Torture: fists, metal, wood, rubber batons, plastic bags – common experiences for her and many others. Men in black, with special forces chevrons on their sleeves, pummeled her in the prison corridor. They also attacked her in a ceramic-tiled room seemingly designed for quick cleaning. Russian propaganda played on a television above her. “There was a point when I was already sitting and saying: Honestly, do what you want with me. I just don’t care anymore,” Andrus said. Along with the physical torture came mental anguish.

Captivity and Psychological Warfare

 

Repeating threats: death in prison, knife slashes, uncaring government, forgotten family, and useless language for Andrusha. They forced captives to memorize verse after verse of the Russian national anthem and other patriotic songs. “Their job was to influence us psychologically, to show us that we are not human,” she said. “Our task was to make sure that everything they did to us did not affect us.” Then one day, without explanation, it was over for her and another woman kept with her.

Guards ordered them to pack up, cuffed them, and put them on a bus. The weight Andrusha had lost in prison,  showed starkly in the cast-off jacket that hung from her shoulders. They were soon joined by Ukrainian soldiers held captive elsewhere. On the other side, Andrusha saw three Russian soldiers. 53 cases of exchanging civilians as prisoners of war confirmed, violating international law. Mayor Fedorov testifies. A man detained with Andrusha in March 2022 is in captivity still. She doesn’t know the fate of the others she met. But many former captives take it upon themselves to contact the loved ones of their former cellmates.

Surviving Captivity and Waiting for Loved Ones

 

Andrusha, memorized whispered phone numbers in a circle of Ukrainians, hoping one might escape. When freed, she passed them to Ukrainian officials. Andrusha has since regained some of her weight. She talks about her six months in prison calmly but with anger. “I was able to survive this,” she said, after a day back in the classroom with her students. “There are so many cases when people do not return.” In the meantime, for loved ones, the wait is agony.
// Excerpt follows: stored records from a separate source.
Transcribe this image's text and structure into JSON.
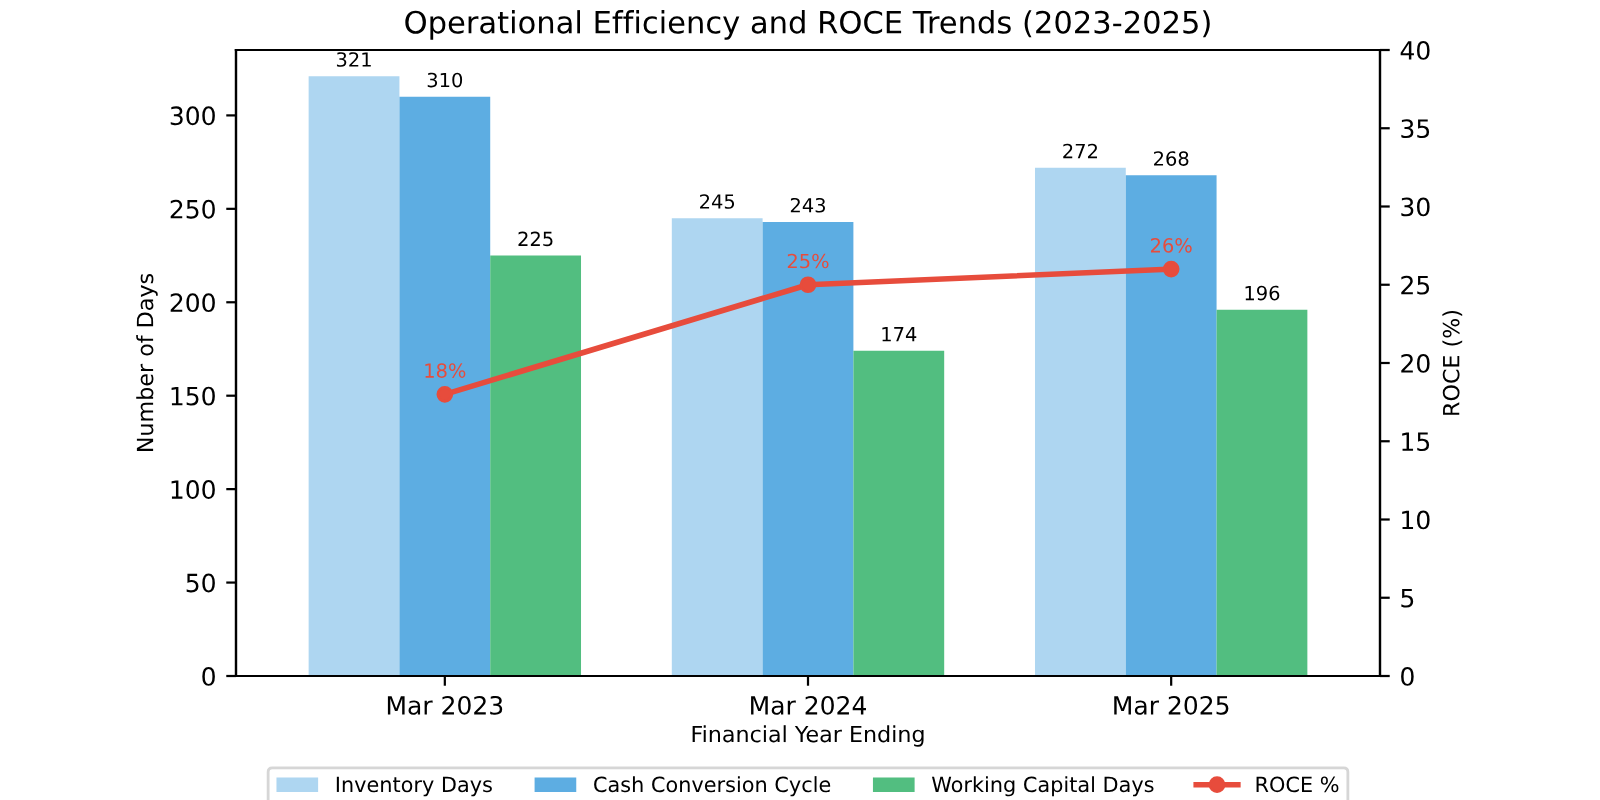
{
  "chart_data": {
    "type": "bar",
    "title": "Operational Efficiency and ROCE Trends (2023-2025)",
    "xlabel": "Financial Year Ending",
    "ylabel": "Number of Days",
    "y2label": "ROCE (%)",
    "categories": [
      "Mar 2023",
      "Mar 2024",
      "Mar 2025"
    ],
    "series": [
      {
        "name": "Inventory Days",
        "color": "#aed6f1",
        "values": [
          321,
          245,
          272
        ]
      },
      {
        "name": "Cash Conversion Cycle",
        "color": "#5dade2",
        "values": [
          310,
          243,
          268
        ]
      },
      {
        "name": "Working Capital Days",
        "color": "#52be80",
        "values": [
          225,
          174,
          196
        ]
      },
      {
        "name": "ROCE %",
        "type": "line",
        "axis": "y2",
        "color": "#e74c3c",
        "values": [
          18,
          25,
          26
        ],
        "value_labels": [
          "18%",
          "25%",
          "26%"
        ],
        "marker": "circle",
        "line_style": "solid"
      }
    ],
    "ylim": [
      0,
      335
    ],
    "yticks": [
      0,
      50,
      100,
      150,
      200,
      250,
      300
    ],
    "y2lim": [
      0,
      40
    ],
    "y2ticks": [
      0,
      5,
      10,
      15,
      20,
      25,
      30,
      35,
      40
    ],
    "data_labels": true,
    "legend": "bottom",
    "grid": false
  }
}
In March last year, they detained Anna Vuiko’s father as one of the earliest civilians.

Disabled glass factory worker Roman Vuiko resisted Russian soldiers’ attempt to take his Kyiv home, per neighbors and daughter. They drove a military truck, including  into the yard, shattered the windows, cuffed the 50-year-old man, and drove off. By May 2022, Vuiko was in a prison in Kursk, Russia, hundreds of kilometers (miles) away. Months later, he sent only one letter to his daughter, written four months after his capture, arriving six months later.

Standard phrases told his daughter about his life, but she doubts he received her letters are available. “I think about it every day,” she said. “It’s been a year, more than a year. … How much more time has to pass?” Arhirova reported from Kyiv. Contributors include Michael Biesecker in Washington, Illia Novikov in Kyiv, Mstyslav Chernov in Kherson, and Evgeniy Maloletka in Zaporizhzhia.